Tarde nublada. Tarde triste, apagada. Parece que va a ponerse a llover de un momento a otro.
Allí está ella, sentada en un borde de los escalones que llevan directamente a la cafetería del instituto. Se retrasa un poco, pero Nora no se pone nerviosa, no cree que la vaya a dejar tirada, no, no es así.
Poco después de la hora concretada llega Héctor pidiendo disculpas por su tardanza, Nora le dice que no ocurre nada y los dos se marchan de allí en el coche de Héctor.
De camino al cine todo son risas, Nora cambia un par de veces la música que Héctor tiene puesta en su reproductor, mientras él hace ver que se enfada con ella por quitarle su música.
Entre palabras y risas llegan finalmente al cine. La sesión de las siete y media. Todavía queda una hora y pico de espera.
Van a un bar que hay dentro del centro comercial. Nora se pide un bocadillo, está muerta de hambre, Héctor prefiere beber algo, por lo que se pide un café.

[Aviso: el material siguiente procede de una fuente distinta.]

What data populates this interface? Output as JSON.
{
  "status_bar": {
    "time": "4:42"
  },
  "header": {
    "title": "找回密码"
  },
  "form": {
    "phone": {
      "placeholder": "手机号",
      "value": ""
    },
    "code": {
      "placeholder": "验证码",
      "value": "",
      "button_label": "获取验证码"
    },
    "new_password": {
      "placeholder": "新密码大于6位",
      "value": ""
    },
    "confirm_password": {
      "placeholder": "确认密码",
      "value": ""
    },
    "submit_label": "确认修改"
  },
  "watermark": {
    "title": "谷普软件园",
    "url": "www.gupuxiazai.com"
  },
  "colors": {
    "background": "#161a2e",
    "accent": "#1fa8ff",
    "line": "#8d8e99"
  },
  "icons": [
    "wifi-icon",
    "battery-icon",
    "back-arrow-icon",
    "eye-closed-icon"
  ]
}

-Si te parece muy moña puedes decirmelo, no voy a enfadarme
-¿Qué quieres... que devuelva ahora las entradas? - Hécto ríe
-¡Tonto! tampoco eso, pero sí que me lo digas, quiero que seas sincero conmigo
-Y lo soy, la película me gusta, aunque todavía no la haya visto. Puede que preferiria ver otras pero no me desagrada
-Bueno, pues cuando salgas llorando del cine veremos quién es el que prefería ver otras - esta vez es Nora la que ríe.
"Cómo duelen las mañanas resaqueras" es lo primero que piensa Ana en cuanto despierta. Poco recuerda de la noche anterior, de su noche con Antoine. Ana se gira, apoya todo su peso en su lado izquierdo, y lo ve. Antoine está allí, durmiendo. ¡Y con el pijama de su padre!
-Antoine, ¿qué haces aquí?
-Mmmm...
-Antoine, ¡despierta!
-¡¿Qué, qué pasa?!
-¿Qué pasó anoche?
-Bueno, bebimos, algún que otro beso tonto, me invitaste a tu casa porque tus padres no estaban, pero no, no pasó nada, tranquila
-¿Seguro?
-Te lo prometo. Si quisiera hacer algo contigo me esperaría a que no estuvieras borracha, me gustaría que te acordaras - Antoine sonríe
-¡Bobo! - y Ana le pega. Acto seguido Antoine la besa, y se pierden allí, entre aquellas sábanas, en una casa en la que no hay nadie, solo ellos, solo dos enamorados que a penas se conocen pero que entre ellos hubo esa química desde el principio.
Nico enciende su ordenador. Entra directamente al messenger, busca a Nora, sí, le apetece quedar con ella. Pero allí no está. Sara empieza a hablarle pero Nico le dice que tiene unas cosas que hacer.
Sara no os creais que era una chica fea, ni pesada ni cosas así, todo lo contrario. Era una chica bastante extrovertida, de tez blanca, algunas pecas cubrían su rostro, morena, algo bajita pero eso la hacía especial.
Pero Nico por mucho que no quisiera o por mucho que le costara aceptarlo, a la que realmente quería y había querido desde que la conoció era a Nora. Cuantísimas noches, antes de conocerla, había soñado con el primer encuentro... imaginaba sus ojos azules cada día, le gustaba imaginar también su pelo castaño algo oscuro, era bastante alta, sí, pero a él no le importaba, ya que la superaba aunque no fuera por muchos centímetros.
Nico da la vuelta a la silla de ordenador y ve su cama. Está llena de trastos, ropas malolientes y otro tipo de objetos. Decide arreglarlo todo un poco para que su padre no se cabrée con él cuando llegue a casa.
Nico solo tenía a su padre. Su madre murió cuando él a penas tenía dos años. Fue una pérdida bastante dura para su padre, ya que habían pasado muchos años juntos antes de tener a Nico.
Su padre solía preocuparse por él. No era el típico padre que sale en las películas pasando de su hijo, no, este le daba el cariño por los dos, por él y por su madre.
-¡Vamos, va a empezara ya! ¡Quiero comprar palomitas!
-¡Qué exigente eres! Venga, vamos ya
-¡Tú eres tonto!
-Menos que tú, guapa
-¡No intentes alagarme, gañán!
-Verdades, señorita, verdades
-Mentiras, solo son eso... ¡mentiras!
-Nora...
-¡Va, es la sala 6, corre!
-Pero Nora...
-No quiero tener que arrastrarte por todo el cine... ¡va!
-Vale, voy...
Una sala normal. Ni demasiado grande ni demasiado pequeña. No está mal para lo barata que les ha salido la entrada.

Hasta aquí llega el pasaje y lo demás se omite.